Dr. Jane Fortune lives part-time in Florence, the city whose art, history and culture inspires her work as an author: she is the cultural editor of the city’s English-language newspaper, The Florentine, and has written four books, Invisible Women: Forgotten Artists of Florence (2009), and To Florence, Con Amore, 77 Ways To Love The City (2007: enlarged in a 2nd edition, released in May, 2011, To Florence, Con Amore, 90 Ways To Love The City), and When the World Answered: Florence, Women Artists and the 1966 Flood (2014). Both Invisible Women and When the World Answered have been made into critically acclaimed PBS documentaries, the latter winning an Emmy Award for Best Documentary in the Cultural/Historical Program category in 2013.
Her cultural activities and philanthropic work, carried out on two continents, were recognized in 2010 by Indiana University when it awarded her an honorary Doctorate in Humane Letters. She has served on several museum boards and is currently on the Board of Governors of the Indianapolis Museum of Art and is on the National Advisory Boards of both the National Museum of Women in the Arts, Washington DC, and the Indiana University Art Museum, Bloomington, IN. She is also on the Dean’s Advisory Board of Herron School of Art and Design, Indianapolis, and is a founding member of the Women’s Philanthropy Council at Indiana University, Bloomington, IN.
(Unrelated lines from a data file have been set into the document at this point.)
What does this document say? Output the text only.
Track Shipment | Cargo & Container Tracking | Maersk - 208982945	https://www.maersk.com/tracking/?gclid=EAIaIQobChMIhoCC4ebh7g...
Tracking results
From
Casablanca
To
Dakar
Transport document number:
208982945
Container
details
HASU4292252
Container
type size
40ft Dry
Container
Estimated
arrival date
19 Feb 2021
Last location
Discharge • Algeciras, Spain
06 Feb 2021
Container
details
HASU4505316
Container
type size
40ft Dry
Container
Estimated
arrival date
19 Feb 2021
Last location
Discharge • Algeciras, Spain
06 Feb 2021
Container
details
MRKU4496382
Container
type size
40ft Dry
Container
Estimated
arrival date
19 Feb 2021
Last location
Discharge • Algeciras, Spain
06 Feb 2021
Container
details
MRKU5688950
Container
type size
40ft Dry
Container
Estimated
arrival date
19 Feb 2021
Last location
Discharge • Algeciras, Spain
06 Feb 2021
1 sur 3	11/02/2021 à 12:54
In 2008, she received the Indiana University Purdue University Indianapolis (IUPUI) Spirit of Philanthropy Award, as the Herron School of Art and Design Honoree, and in 2007 Indianapolis Mayor’s Advisory Council on Disabilities, Accessibility Award for her exceptional commitment to furthering accessibility, and inclusion, to persons with disabilities for a program she created, and funded, at the Indianapolis Museum of Art.
She founded, and chairs, two not-for-profit foundations dedicated to identifying and restoring works of art by women, invisible works that have languished in the storages of the Florence Museums for centuries — Advancing Women Artists and The Florence Committee. At the Medici Archive Project, she spearheaded the creation of the Jane Fortune Program for Archival Research on Women Artists in the Age of the Medici and oversees this program’s activities.